Your support system—your partner, friends, family, neighbors, and other people you know you can count on—will come in handy. It is okay to ask for help with your responsibilities so you can take a break. Have a conversation with your partner to discuss how he or she can take on more of the load and household chores while your pregnant. Your other friends and family members can help out, too. If you have other children, for instance, you might ask someone to watch them on occasion while you're resting and your partner is working.
Resting doesn't just mean taking a nap, although a nap can certainly help you out. You could also just lie down or put your feet up and drink some herbal tea while watching TV, listening to soothing music, or reading a good book. Take some time to take care of yourself. You deserve it!
4. Practice relaxation exercises.
On a similar note, relaxation exercises can help you recuperate and mange your stress and anxiety as well.

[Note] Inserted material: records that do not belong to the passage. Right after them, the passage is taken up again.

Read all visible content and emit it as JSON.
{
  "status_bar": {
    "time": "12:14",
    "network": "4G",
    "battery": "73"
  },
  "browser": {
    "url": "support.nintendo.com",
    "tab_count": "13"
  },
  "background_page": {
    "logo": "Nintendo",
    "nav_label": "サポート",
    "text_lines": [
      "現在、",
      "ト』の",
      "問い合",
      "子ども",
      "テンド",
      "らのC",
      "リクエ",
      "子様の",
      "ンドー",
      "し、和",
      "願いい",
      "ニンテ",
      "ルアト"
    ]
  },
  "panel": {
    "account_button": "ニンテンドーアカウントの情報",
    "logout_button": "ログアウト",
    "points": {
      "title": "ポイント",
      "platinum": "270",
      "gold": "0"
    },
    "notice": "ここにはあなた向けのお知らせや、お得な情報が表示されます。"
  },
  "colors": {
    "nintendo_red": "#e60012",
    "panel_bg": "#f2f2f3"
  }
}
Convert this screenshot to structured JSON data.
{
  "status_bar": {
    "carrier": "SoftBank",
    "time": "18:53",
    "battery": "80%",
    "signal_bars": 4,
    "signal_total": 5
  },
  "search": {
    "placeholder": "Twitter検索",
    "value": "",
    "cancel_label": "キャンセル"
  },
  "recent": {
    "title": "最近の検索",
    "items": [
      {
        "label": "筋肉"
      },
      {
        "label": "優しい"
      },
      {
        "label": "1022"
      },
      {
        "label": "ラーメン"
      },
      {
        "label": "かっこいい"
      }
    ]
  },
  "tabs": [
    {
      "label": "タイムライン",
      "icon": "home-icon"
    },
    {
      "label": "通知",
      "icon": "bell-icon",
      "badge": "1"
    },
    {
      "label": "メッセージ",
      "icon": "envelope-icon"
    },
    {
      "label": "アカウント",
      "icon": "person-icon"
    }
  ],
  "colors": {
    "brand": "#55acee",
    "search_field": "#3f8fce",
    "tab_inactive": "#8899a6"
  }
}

One great relaxation exercise is deep breathing. Get into a comfortable position, sitting upright in a chair or lying down. Breathe in through your nose, allowing your belly to fill with air. Place one hand on your belly so you can feel it rise and expand. Then exhale through your nose or mouth. Repeat this process for several minutes.
Meditiation is another useful way to relax and combat stress. Getting started with meditation can be a little difficult—you may feel your mind wandering and be unable to focus—so you may want to try a guided meditation to start out. It can help you acclimate yourself to the practice.

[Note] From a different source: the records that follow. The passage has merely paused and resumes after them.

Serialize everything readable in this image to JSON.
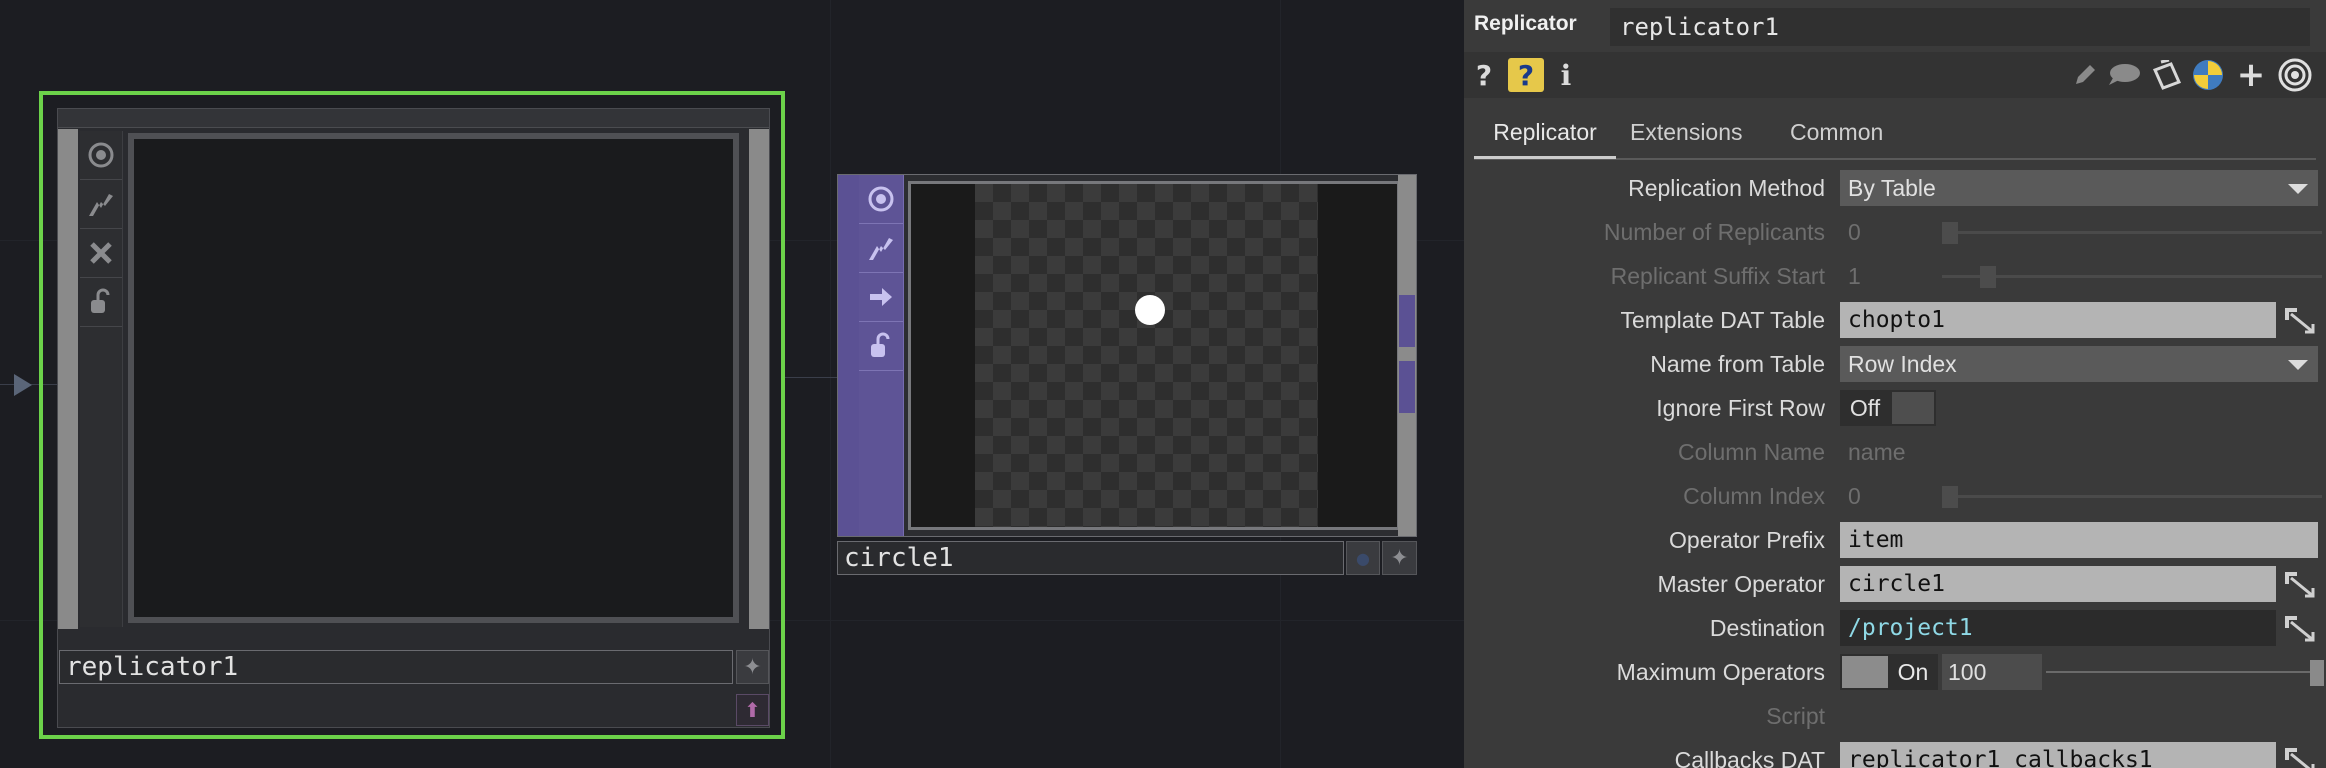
{
  "network": {
    "replicator_node": {
      "name": "replicator1"
    },
    "circle_node": {
      "name": "circle1"
    }
  },
  "panel": {
    "op_type": "Replicator",
    "op_name": "replicator1",
    "tabs": [
      "Replicator",
      "Extensions",
      "Common"
    ],
    "params": {
      "replication_method": {
        "label": "Replication Method",
        "value": "By Table"
      },
      "num_replicants": {
        "label": "Number of Replicants",
        "value": "0"
      },
      "suffix_start": {
        "label": "Replicant Suffix Start",
        "value": "1"
      },
      "template_table": {
        "label": "Template DAT Table",
        "value": "chopto1"
      },
      "name_from_table": {
        "label": "Name from Table",
        "value": "Row Index"
      },
      "ignore_first_row": {
        "label": "Ignore First Row",
        "value": "Off"
      },
      "column_name": {
        "label": "Column Name",
        "value": "name"
      },
      "column_index": {
        "label": "Column Index",
        "value": "0"
      },
      "operator_prefix": {
        "label": "Operator Prefix",
        "value": "item"
      },
      "master_operator": {
        "label": "Master Operator",
        "value": "circle1"
      },
      "destination": {
        "label": "Destination",
        "value": "/project1"
      },
      "max_operators": {
        "label": "Maximum Operators",
        "toggle": "On",
        "value": "100"
      },
      "script": {
        "label": "Script"
      },
      "callbacks_dat": {
        "label": "Callbacks DAT",
        "value": "replicator1_callbacks1"
      }
    }
  },
  "colors": {
    "selection": "#6cd24a",
    "top_purple": "#5b5194",
    "panel_bg": "#3a3a3a",
    "network_bg": "#1c1d22"
  },
  "icons": {
    "node": [
      "viewer-icon",
      "cook-icon",
      "bypass-icon",
      "lock-icon"
    ],
    "circle_node": [
      "viewer-icon",
      "cook-icon",
      "export-icon",
      "lock-icon"
    ],
    "panel_header": [
      "help-icon",
      "python-help-icon",
      "info-icon",
      "edit-icon",
      "comment-icon",
      "clone-icon",
      "python-icon",
      "add-icon",
      "viewer-target-icon"
    ]
  }
}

Progressive muscle relaxation is a great way to get you body to relax physically. Starting from your toes, tense individual muscle groups one at a time for 30 seconds each before relaxing them. Work your way up your body to your neck and head.
There are many other relaxation techniques that can help you reduce physical symptoms of stress and help ease the tension in your body. If a particular technique doesn't seem to work for you after trying it out a few times, try a new one.

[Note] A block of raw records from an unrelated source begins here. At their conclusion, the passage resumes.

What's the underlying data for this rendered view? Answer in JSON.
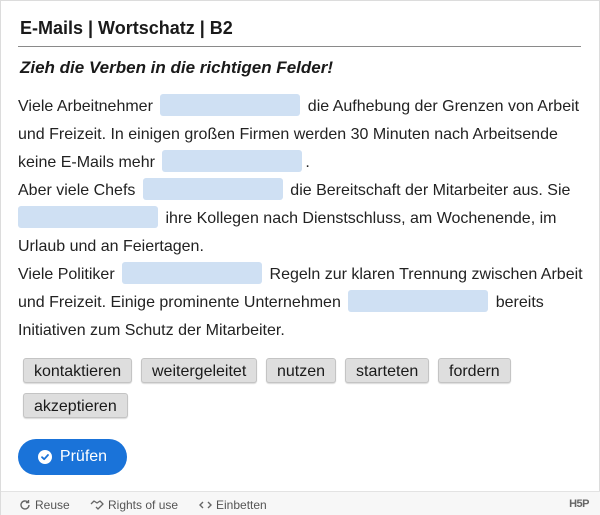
{
  "header": {
    "title": "E-Mails | Wortschatz | B2"
  },
  "task": {
    "instruction": "Zieh die Verben in die richtigen Felder!"
  },
  "text": {
    "p1_a": "Viele Arbeitnehmer",
    "p1_b": "die Aufhebung der Grenzen von Arbeit und Freizeit. In einigen großen Firmen werden 30 Minuten nach Arbeitsende keine E-Mails mehr",
    "p1_c": ".",
    "p2_a": "Aber viele Chefs",
    "p2_b": "die Bereitschaft der Mitarbeiter aus. Sie",
    "p2_c": "ihre Kollegen nach Dienstschluss, am Wochenende, im Urlaub und an Feiertagen.",
    "p3_a": "Viele Politiker",
    "p3_b": "Regeln zur klaren Trennung zwischen Arbeit und Freizeit. Einige prominente Unternehmen",
    "p3_c": "bereits Initiativen zum Schutz der Mitarbeiter."
  },
  "words": [
    "kontaktieren",
    "weitergeleitet",
    "nutzen",
    "starteten",
    "fordern",
    "akzeptieren"
  ],
  "buttons": {
    "check_label": "Prüfen"
  },
  "footer": {
    "reuse": "Reuse",
    "rights": "Rights of use",
    "embed": "Einbetten",
    "brand": "H5P"
  },
  "colors": {
    "accent": "#1a73d9",
    "dropzone": "#cfe0f3",
    "chip": "#dedede"
  }
}
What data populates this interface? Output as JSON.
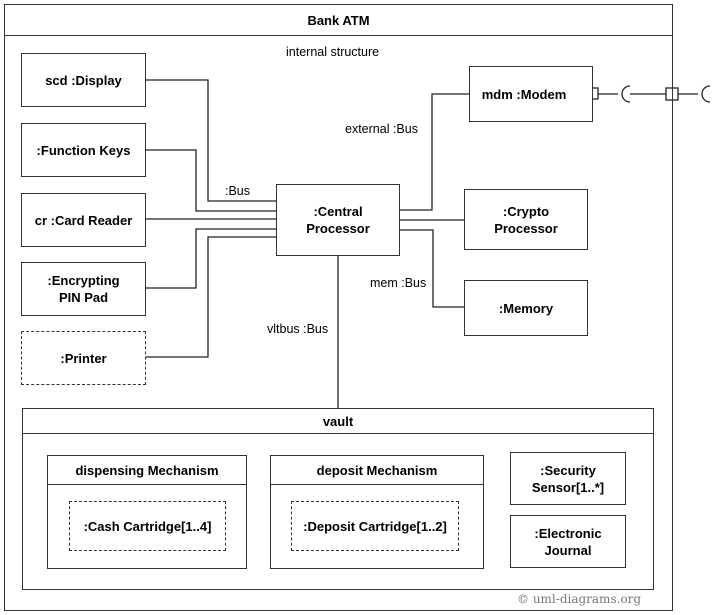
{
  "diagram": {
    "title": "Bank ATM",
    "compartment_label": "internal structure",
    "parts": {
      "display": "scd :Display",
      "function_keys": ":Function Keys",
      "card_reader": "cr :Card Reader",
      "pin_pad_line1": ":Encrypting",
      "pin_pad_line2": "PIN Pad",
      "printer": ":Printer",
      "central_line1": ":Central",
      "central_line2": "Processor",
      "modem": "mdm :Modem",
      "crypto_line1": ":Crypto",
      "crypto_line2": "Processor",
      "memory": ":Memory"
    },
    "connectors": {
      "bus": ":Bus",
      "external_bus": "external :Bus",
      "mem_bus": "mem :Bus",
      "vlt_bus": "vltbus :Bus"
    },
    "vault": {
      "title": "vault",
      "dispensing": {
        "title": "dispensing Mechanism",
        "part": ":Cash Cartridge[1..4]"
      },
      "deposit": {
        "title": "deposit Mechanism",
        "part": ":Deposit Cartridge[1..2]"
      },
      "security_line1": ":Security",
      "security_line2": "Sensor[1..*]",
      "journal_line1": ":Electronic",
      "journal_line2": "Journal"
    },
    "copyright": "© uml-diagrams.org"
  }
}
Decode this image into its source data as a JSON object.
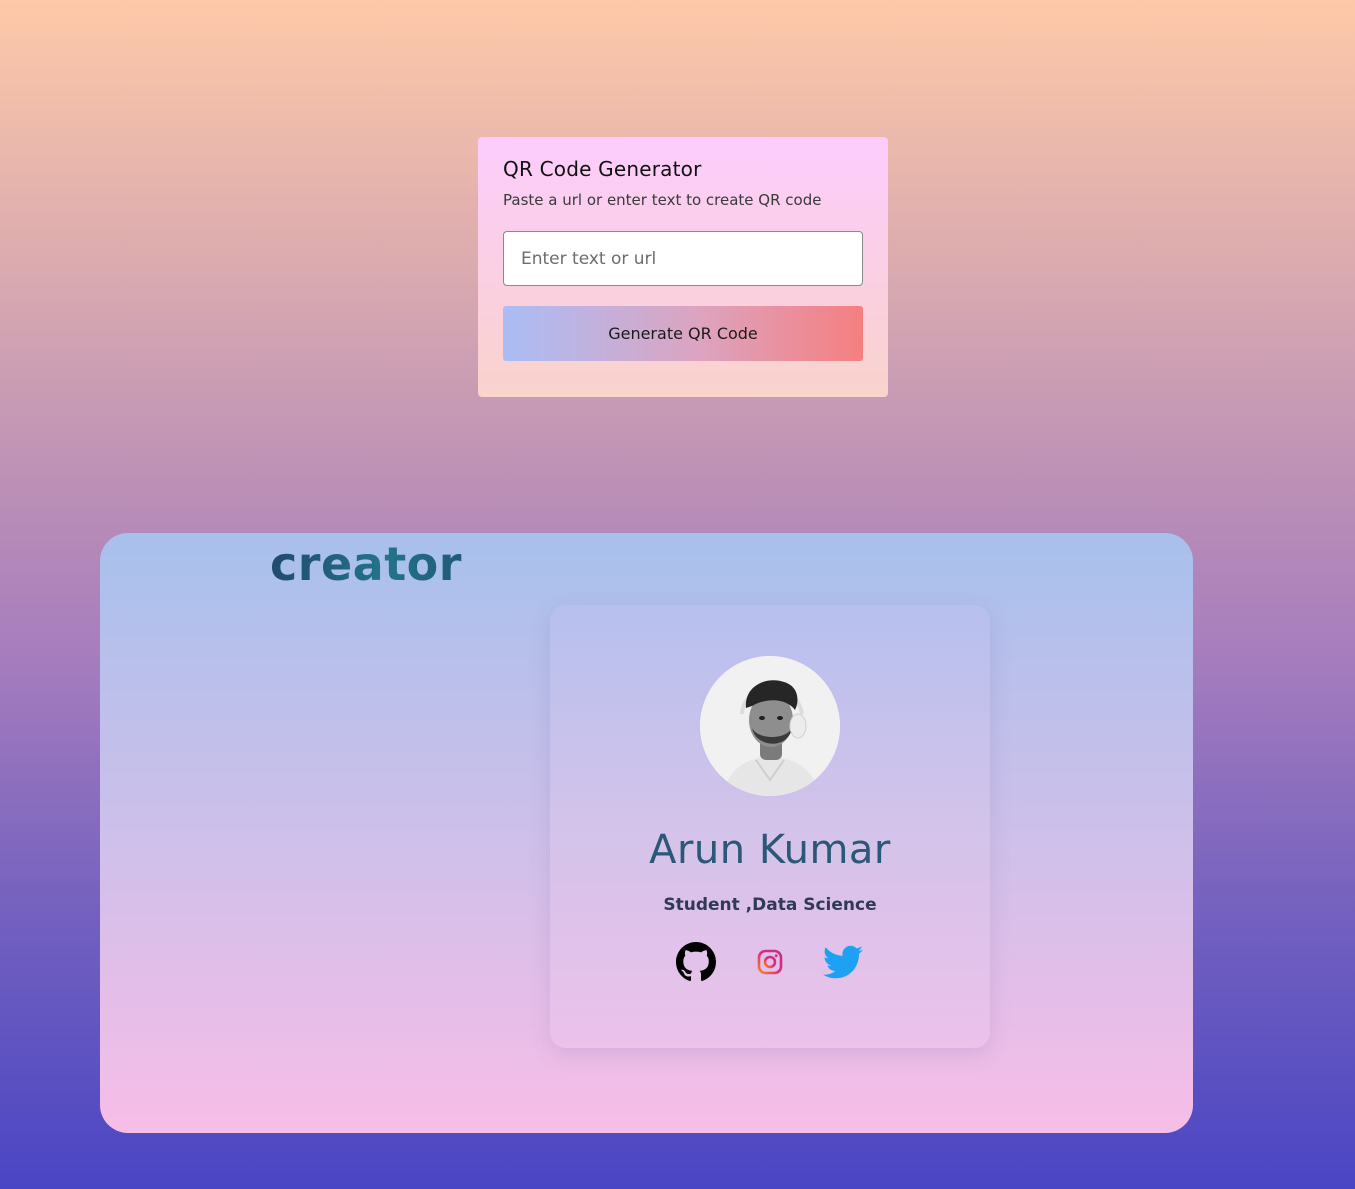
{
  "qr_generator": {
    "title": "QR Code Generator",
    "subtitle": "Paste a url or enter text to create QR code",
    "input_placeholder": "Enter text or url",
    "input_value": "",
    "button_label": "Generate QR Code"
  },
  "creator": {
    "heading": "creator",
    "profile": {
      "name": "Arun Kumar",
      "role": "Student ,Data Science",
      "avatar_icon": "profile-photo",
      "socials": [
        {
          "icon": "github-icon",
          "color": "#000000"
        },
        {
          "icon": "instagram-icon",
          "color": "#e1306c"
        },
        {
          "icon": "twitter-icon",
          "color": "#1da1f2"
        }
      ]
    }
  },
  "colors": {
    "accent_name": "#2a5876",
    "twitter": "#1da1f2",
    "instagram_start": "#f58529",
    "instagram_end": "#dd2a7b"
  }
}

5. Maintain a well-balanced, nutritious diet.
Healthy eating is essential to maintaining a healthy pregnancy, as well as keeping stress and anxiety at bay.
So what is a healthy diet?
Well, to start, it means eating more than you usually do. The American Pregnancy Association recommends consuming around 300 more calories per day.
It also suggests eating foods thatare high in Vitamic C and Folic Acid, which are generally found in fruits and vegetables. Vitamin C is found in fruits and vegetables like oranges, grapefruits, honeydew, broccoli, tomatoes, and brussel sprouts. Dark, leafy greens a good source of folic acid. It can also be found in foods like legumes and veal.
Eating whole grains, such as fortified breads and cereals, is also important, because these foords tend to be high in iron, B Vitamins, and fiber.
Protein is also essential to your mental health and growing baby. Beans, meat, fish, and eggs are good sources of protein and also contain B vitamins and iron.
The American Pregnancy Association also suggests getting at least 1000 mg per day of calcium, generally found in milk, cheese, yogurt, and some soups. It can also be found in some green vegetables, seafood, and dried peas.
If your diet needs an extra boost, you can also look into taking a prenatal vitamin. Discuss the best options for prenatal vitamins the complement your diet with your ob-gyn.
Taking care of your mental well-being is very important during your pregnancy—as it is all the time, of course! Try these strategies to keep your stress in control. Not only will they help you, but they will help your baby and your baby's health as well.
If you are experiencing anxiety and/or depression symptoms that extend beyond minor, everyday fears and worries, it is important to seek help immediately. Discuss your problems with your ob-gyn or another medical professional. She can refer you to a mental health professional for support. Remember: You don't have to do this alone!